Objectives The purpose of this study was to investigate whether insulin resistance is associated with all-cause mortality in a group of non-diabetic patients with heart failure. We have also investigated the impact of insulin resistance on the conversion to diabetes mellitus in these patients.
Methods Insulin resistance, defined by fasting Insulin resistance index (FIRI ≥ 2.7) was assessed in 121 consecutive CHF patients (69 ± 10, 22 % females, 81% ischaemic, 61% insulin resistant and FIRI of 4.19 ± 3.8 at baseline) and was followed up for their most recent HbA1c/FPG measurements and mortality data using the electronic linkage system in Dundee, UK. The primary outcome for these cohorts of patients was all cause mortality and secondary outcome was the development of diabetes mellitus. Cox proportional hazard models were used with FIRI as a continuous variable.

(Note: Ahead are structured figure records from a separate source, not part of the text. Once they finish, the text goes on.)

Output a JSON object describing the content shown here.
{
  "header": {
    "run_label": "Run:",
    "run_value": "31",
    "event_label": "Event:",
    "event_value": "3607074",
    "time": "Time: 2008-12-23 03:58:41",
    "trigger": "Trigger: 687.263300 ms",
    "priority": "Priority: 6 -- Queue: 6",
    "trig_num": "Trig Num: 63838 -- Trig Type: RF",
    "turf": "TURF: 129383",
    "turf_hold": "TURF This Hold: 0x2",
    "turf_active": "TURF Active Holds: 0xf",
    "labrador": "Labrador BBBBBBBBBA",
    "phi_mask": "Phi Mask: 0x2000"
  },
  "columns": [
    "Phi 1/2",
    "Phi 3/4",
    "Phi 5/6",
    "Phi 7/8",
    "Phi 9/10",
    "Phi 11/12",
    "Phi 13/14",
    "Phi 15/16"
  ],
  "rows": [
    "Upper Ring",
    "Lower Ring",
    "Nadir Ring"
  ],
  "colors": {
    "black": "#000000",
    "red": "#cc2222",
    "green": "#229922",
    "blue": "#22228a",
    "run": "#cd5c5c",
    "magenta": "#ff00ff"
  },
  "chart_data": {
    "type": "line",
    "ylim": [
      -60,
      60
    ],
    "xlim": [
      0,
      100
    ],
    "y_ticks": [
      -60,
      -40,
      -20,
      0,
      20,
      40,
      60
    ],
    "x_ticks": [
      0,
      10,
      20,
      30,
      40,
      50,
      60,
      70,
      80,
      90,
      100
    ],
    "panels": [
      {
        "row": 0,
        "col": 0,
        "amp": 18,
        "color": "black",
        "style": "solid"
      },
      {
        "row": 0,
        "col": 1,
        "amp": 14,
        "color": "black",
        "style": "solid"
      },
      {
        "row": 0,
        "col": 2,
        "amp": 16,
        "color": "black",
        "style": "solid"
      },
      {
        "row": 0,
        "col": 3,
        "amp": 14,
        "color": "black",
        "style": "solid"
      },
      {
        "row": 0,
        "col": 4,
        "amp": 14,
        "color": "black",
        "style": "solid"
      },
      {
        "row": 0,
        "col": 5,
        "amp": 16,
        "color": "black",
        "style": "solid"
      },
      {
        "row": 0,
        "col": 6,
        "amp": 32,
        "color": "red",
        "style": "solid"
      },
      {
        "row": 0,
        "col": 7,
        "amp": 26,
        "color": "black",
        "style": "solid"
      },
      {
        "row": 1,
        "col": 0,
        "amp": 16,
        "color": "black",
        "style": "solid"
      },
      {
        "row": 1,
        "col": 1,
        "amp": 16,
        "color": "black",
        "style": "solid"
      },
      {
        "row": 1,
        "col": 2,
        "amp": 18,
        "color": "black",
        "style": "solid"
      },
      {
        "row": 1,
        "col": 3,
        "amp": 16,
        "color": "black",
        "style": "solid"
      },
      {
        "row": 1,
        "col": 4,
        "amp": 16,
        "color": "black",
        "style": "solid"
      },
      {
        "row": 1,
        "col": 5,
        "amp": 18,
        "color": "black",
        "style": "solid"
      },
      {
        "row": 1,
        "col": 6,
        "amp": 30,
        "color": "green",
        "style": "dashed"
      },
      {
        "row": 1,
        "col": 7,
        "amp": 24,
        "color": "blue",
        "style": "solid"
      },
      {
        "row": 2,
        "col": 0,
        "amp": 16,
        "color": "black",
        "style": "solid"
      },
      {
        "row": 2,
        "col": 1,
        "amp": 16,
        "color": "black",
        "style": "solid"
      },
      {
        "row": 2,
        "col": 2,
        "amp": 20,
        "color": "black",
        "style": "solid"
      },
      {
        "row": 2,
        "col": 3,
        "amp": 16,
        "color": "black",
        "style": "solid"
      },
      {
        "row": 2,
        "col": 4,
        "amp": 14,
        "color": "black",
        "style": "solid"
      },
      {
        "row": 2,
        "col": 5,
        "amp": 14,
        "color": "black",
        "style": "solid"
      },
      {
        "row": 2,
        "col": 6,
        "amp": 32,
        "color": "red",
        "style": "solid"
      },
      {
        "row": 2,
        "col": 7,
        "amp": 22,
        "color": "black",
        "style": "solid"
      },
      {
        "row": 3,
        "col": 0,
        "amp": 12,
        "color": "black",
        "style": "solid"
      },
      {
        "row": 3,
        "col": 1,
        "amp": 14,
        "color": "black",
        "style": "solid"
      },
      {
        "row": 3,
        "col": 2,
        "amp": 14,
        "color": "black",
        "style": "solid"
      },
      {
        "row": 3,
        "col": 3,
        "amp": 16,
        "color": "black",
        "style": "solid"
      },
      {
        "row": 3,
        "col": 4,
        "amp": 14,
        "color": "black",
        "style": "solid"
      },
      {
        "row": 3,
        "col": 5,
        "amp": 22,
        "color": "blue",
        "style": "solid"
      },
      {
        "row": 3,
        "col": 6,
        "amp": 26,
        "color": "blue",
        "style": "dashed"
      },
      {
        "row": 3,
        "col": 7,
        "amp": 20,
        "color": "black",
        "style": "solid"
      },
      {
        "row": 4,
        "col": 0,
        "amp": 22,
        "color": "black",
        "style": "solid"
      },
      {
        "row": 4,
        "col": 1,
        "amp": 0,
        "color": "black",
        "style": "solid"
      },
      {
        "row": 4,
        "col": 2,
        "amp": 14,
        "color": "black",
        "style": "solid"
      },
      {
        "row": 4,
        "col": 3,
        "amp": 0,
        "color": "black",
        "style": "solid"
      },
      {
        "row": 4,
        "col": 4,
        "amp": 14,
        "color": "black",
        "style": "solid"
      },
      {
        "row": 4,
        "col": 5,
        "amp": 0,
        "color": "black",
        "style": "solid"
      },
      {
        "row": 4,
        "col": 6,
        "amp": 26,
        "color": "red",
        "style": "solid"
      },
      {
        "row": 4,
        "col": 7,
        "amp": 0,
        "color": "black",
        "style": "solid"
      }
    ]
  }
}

Results After a 6.6 years (IQR 4.7–6.9) median follow-up period, 46 (38%) patients died. A cox proportional hazard model adjusted for relevant covariates showed that the degree of insulin resistance, was significantly associated (HR 1.09, CI 95% 1.02–1.16), p = 0.008) with all-cause mortality. Of the 81 patients we followed up for the development of diabetes, 29% of Insulin resistant-CHF patients developed diabetes, compared to 10% of non-IR-CHF patients.
Conclusion In conclusion, higher FIRI relates to higher all-cause mortality in heart failure patients. We also found out that heart failure patients with IR are at high risk of developing diabetes.